The Little Station in the Woods   Page 3

This view of the Avenue H station in January 1906 predates the one on page 1 by a couple of months. The original right-of-way of the Brighton Line is at thr right of the picture and we are facing south. The small trestle takes the Bay Ridge branch of the LIRR Manhattan Beach Line over the Brighton tracks, the opposite of today's arrangement. As of yet, there is no sign on the future station house, nestled in the woods at left, and a little distance from the train tracks. The large sign advertises Fiske Terrace.    Paul Matus Collection


Enter Mr. Ackerson
In the first decade of the 20th century, Flatbush was no longer a town and Brooklyn no longer a city. Even as the first subway was being built under the streets of Manhattan, the Brooklyn Grade Crossing Elimination Commission was beginning the work of converting the southern reaches on the Brighton Beach Line from a surface running extension of the Fulton Street Elevated into a four-track, fully grade-separated modern rapid transit line.

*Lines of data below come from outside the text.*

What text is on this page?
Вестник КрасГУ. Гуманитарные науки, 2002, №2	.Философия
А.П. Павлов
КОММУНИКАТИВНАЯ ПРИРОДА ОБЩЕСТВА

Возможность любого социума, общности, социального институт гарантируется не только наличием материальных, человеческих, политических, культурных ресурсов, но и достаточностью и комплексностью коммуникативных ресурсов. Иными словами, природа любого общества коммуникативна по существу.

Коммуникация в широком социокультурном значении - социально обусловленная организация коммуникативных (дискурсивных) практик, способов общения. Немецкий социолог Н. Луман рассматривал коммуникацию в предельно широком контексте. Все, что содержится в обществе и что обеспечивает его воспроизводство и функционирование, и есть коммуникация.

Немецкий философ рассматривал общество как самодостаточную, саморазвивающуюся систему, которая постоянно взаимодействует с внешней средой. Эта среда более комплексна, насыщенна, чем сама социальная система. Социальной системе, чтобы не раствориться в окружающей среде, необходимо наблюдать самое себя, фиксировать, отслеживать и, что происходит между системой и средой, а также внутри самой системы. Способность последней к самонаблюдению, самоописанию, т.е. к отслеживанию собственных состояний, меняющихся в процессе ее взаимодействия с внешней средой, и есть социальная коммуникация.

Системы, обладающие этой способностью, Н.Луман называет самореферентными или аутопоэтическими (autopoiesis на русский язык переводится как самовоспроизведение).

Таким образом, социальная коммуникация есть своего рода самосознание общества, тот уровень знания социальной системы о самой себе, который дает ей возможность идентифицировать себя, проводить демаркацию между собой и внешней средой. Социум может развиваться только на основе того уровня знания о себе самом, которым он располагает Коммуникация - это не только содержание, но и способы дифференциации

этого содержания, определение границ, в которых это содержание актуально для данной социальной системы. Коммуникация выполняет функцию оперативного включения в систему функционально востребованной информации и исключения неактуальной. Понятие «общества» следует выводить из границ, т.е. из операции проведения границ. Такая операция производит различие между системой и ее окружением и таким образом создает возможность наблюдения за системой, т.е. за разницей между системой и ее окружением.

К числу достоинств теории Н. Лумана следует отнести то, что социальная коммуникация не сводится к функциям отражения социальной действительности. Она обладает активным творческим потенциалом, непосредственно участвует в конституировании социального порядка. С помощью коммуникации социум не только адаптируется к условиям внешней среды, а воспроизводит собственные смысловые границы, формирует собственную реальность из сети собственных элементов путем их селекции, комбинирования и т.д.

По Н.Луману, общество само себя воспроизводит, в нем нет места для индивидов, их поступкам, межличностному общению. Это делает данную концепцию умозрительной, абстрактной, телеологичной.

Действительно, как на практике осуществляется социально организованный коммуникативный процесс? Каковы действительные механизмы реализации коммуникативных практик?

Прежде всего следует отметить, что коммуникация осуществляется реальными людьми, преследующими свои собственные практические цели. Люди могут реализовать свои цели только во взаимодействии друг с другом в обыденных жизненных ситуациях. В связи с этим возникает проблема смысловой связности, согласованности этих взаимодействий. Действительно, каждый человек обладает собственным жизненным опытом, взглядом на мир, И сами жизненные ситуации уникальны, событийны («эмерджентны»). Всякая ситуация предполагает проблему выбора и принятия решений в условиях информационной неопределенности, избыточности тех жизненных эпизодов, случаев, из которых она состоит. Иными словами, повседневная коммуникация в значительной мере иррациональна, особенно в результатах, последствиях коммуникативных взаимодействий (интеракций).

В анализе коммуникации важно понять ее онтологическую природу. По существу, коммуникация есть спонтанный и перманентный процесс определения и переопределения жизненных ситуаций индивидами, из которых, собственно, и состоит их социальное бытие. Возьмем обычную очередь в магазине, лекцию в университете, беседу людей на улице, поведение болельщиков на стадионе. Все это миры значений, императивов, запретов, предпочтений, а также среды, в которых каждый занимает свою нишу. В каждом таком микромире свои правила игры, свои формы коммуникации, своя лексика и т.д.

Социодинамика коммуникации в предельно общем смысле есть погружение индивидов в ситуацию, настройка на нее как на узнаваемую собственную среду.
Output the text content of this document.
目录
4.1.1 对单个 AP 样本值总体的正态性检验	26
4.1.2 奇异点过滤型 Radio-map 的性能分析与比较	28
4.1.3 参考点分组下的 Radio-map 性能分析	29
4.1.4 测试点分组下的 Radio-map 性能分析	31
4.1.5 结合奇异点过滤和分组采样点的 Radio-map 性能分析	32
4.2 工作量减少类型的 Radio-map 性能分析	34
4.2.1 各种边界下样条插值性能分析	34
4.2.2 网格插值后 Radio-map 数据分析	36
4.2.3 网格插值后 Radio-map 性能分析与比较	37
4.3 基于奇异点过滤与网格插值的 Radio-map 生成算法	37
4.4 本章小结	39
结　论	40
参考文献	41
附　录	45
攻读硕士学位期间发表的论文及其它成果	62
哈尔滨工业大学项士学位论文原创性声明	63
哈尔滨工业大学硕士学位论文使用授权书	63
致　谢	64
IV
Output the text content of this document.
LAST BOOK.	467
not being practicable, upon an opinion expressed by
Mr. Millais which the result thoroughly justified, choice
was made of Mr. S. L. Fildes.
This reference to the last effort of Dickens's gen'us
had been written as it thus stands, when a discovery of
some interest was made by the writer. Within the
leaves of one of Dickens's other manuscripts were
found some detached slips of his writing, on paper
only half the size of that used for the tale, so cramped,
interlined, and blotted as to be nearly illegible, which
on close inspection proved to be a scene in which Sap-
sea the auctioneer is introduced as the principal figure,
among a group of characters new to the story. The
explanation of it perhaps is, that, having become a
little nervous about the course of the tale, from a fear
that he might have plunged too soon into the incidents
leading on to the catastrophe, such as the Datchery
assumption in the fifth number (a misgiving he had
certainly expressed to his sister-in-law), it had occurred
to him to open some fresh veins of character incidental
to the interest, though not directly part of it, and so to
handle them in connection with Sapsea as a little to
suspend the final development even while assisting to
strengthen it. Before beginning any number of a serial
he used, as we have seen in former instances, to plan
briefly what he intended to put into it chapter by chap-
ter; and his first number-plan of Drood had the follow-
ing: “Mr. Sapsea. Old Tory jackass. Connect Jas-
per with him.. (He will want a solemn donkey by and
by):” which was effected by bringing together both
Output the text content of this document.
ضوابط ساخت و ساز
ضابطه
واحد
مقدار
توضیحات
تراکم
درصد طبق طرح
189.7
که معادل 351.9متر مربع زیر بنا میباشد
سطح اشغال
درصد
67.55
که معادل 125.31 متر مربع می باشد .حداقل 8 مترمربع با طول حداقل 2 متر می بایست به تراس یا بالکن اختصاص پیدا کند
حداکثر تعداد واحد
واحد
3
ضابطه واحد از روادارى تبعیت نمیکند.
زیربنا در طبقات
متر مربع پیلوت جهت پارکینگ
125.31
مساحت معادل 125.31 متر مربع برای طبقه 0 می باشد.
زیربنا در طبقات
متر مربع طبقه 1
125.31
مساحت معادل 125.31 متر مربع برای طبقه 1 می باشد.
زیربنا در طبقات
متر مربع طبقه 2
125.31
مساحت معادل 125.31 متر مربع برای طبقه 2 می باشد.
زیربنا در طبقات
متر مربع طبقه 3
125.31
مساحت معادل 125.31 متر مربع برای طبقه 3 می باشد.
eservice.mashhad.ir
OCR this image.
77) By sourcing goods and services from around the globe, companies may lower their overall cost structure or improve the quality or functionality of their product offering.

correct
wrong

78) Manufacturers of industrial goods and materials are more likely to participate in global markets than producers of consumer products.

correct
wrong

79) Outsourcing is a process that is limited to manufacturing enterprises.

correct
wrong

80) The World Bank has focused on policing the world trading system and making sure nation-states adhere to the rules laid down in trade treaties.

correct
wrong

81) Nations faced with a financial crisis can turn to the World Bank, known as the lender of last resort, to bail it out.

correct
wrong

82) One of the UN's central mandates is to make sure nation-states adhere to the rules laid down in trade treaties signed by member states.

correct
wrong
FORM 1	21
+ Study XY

     It is no surprise that development would follow the path of construction to house those who wanted to move from the congested confines of the city to the suburbs of southern Brooklyn.
Some of the development was to consist of small tract houses, but not all. One of those who saw the potential for the placement of big beautiful houses amidst the woods of the newly opened areas was Thomas Benton Ackerson. Ackerson envisioned and built the planned community of Fiske Terrace, the beautiful grouping of roads and houses that still stretches north from Avenue H.
      It was at this time that the distinctive Avenue H station house was constructed, probably also by Mr. Ackerson. But was it always a station house? We know, from photos such as those shown here, that it was the T.B. Ackerson Real Estate Office. It could also have served as a station house at the same time, but evidence indicates that the Brooklyn Rapid Transit Company, then proprietor of the Brighton Line, had its own smaller station house on the north side of Avenue H in 1906, at the time that the current station was the Ackerson office.
     So it was this little house, intimately connected with the development of the community, which has come down to us today as the Avenue H station house, a historic gem of the subway system. One hopes that it will not disappear in some future fit of modernization.